Eliminate the “benefit cliff” for Social Security Disability Insurance (SSDI) so benefits gradually phase out until recipients reach nearly $45,000 in annual earnings.
++++++
I bet most of the disability claims filed are for people that make less than $45K and we are going to continue paying those people how long?

Eliminate SSDI’s ineffective current work incentives.
++++++
Agree that they could use some reworking.

Reduce excessive wait times for SSDI and Supplemental Security Income (SSI) appeals cases.
++++
Yep, everyone agrees on this. Let's balance the budget while we are at it.

Enable SSDI participants to start receiving income benefits as soon as they are admitted to the program.
+++++
Over half the claims are denied and we should pay these people right away?

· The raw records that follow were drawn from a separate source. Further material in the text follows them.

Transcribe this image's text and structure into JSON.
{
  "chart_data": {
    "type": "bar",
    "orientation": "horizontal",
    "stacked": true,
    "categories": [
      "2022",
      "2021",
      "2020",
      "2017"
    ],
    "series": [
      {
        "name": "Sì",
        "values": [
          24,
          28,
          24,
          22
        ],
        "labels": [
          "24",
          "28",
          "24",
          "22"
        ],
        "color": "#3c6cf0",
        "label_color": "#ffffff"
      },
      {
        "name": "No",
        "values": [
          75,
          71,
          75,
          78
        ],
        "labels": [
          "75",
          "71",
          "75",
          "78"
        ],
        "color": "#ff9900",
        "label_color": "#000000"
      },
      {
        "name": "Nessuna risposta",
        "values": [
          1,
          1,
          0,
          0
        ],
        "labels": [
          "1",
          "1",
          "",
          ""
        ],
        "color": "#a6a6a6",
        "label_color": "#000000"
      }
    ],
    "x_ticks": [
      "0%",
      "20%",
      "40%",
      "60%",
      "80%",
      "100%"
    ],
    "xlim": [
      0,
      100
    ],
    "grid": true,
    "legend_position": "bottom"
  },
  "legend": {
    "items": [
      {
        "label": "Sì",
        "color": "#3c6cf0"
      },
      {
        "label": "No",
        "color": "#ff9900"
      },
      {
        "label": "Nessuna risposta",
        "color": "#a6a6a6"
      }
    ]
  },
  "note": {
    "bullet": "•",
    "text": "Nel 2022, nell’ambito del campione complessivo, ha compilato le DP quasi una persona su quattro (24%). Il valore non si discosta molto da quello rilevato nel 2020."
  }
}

Let's reduce the retirement age to when you stop working, be it 66 or 26.

Eliminate SSDI’s 24-month waiting period for Medicare coverage.
++++
Makes sense but who is going to pay for it?

Update critical SSI thresholds to allow people to receive greater assistance as costs of living rise.
+++++
Are you kidding me? Free phones, subsidized housing, food stamps, free medicine, free medical care, discounted utilities, In Home Support and Services tax free wages and more. I'd say put a family or residential max. There's folks with say 3 disabled kids (ADHD) that live at the equivalent of $80-90K salary and you want to give them more? Nope.